CRYSTAL LAKE, Ill.--(BUSINESS WIRE)--The Board of Directors of AptarGroup, Inc. (NYSE: ATR) authorized the repurchase of up to $500 million of the Company’s common stock. This new authorization replaces all previous authorizations. Aptar may repurchase shares through the open market, privately negotiated transactions or other programs, subject to market conditions. The Board also declared a quarterly cash dividend of $0.45 per share. The payment date is November 14, 2024, to stockholders of record as of October 24, 2024.
Stephan Tanda, President and CEO, commented, “Aptar maintains a balanced approach to capital allocation, focused on returning capital to shareholders, as well as reinvesting in the business through capacity expansions and bolt-on acquisitions, aiming to position the company for continued growth. Over the last five years, we have returned more than $780 million to our stockholders through dividends and share repurchases.”
The timing and amounts of any share repurchases will be based on market conditions and other factors including but not limited to share price, regulatory requirements and capital availability. Aptar is not obligated to acquire any minimum dollar amount or number of shares, and the share repurchase program may be modified, suspended or discontinued at any time at Aptar’s discretion.
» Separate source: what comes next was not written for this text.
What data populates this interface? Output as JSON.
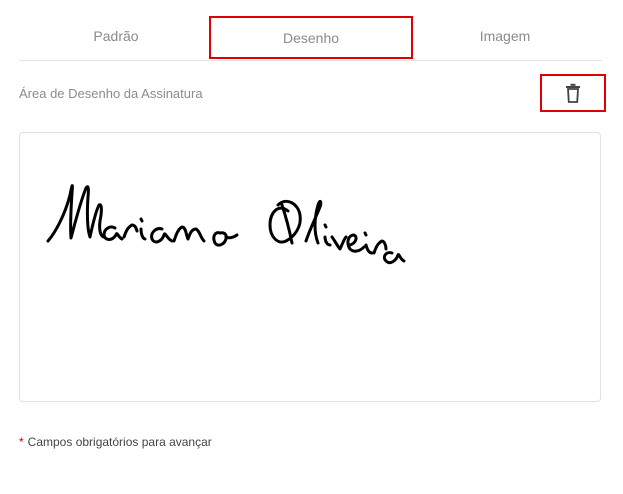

As previously announced, Aptar will hold a conference call on Friday, October 25, 2024 at 8:00 a.m. Central Time to discuss the Company’s third quarter results for 2024. The call will last approximately one hour. Interested parties are invited to listen to a live webcast by visiting the Investors page at www.aptar.com. Replay of the conference call can also be accessed for a limited time on the Investors page of the website.
About Aptar
Aptar is a global leader in drug and consumer product dosing, dispensing and protection technologies. Aptar serves a number of attractive end markets including pharmaceutical, beauty, food, beverage, personal care and home care. Using market expertise, proprietary design, engineering and science to create innovative solutions for many of the world’s leading brands, Aptar in turn makes a meaningful difference in the lives, looks, health and homes of millions of patients and consumers around the world. Aptar is headquartered in Crystal Lake, Illinois and has over 13,000 dedicated employees in 20 countries. For more information, visit www.aptar.com.
This press release contains forward-looking statements, including without limitation statements regarding the future dividends and share repurchases. Forward-looking statements generally can be identified by the fact that they do not relate strictly to historical or current facts and by use of words such as “expects,” “anticipates,” “believes,” “estimates,” “future,” “potential,” “continues” and other similar expressions or future or conditional verbs such as “will,” “should,” “would” and “could” are intended to identify such forward-looking statements. Forward-looking statements are made pursuant to the safe harbor provisions of Section 27A of the Securities Act of 1933 and Section 21E of the Securities Exchange Act of 1934 and are based on our beliefs as well as assumptions made by and information currently available to us. Accordingly, our actual results or other events may differ materially from those expressed or implied in such forward-looking statements due to known or unknown risks and uncertainties that exist in our operations and business environment including, but not limited to: the successful integration of acquisitions; the regulatory environment; and competition, including technological advances. For additional information on these and other risks and uncertainties, please see our filings with the Securities and Exchange Commission, including the discussion under “Risk Factors” and “Management’s Discussion and Analysis of Financial Condition and Results of Operations” in our Form 10-K and Forms 10-Q. We undertake no obligation to update publicly any forward-looking statements, whether as a result of new information, future events or otherwise, except as otherwise required by law.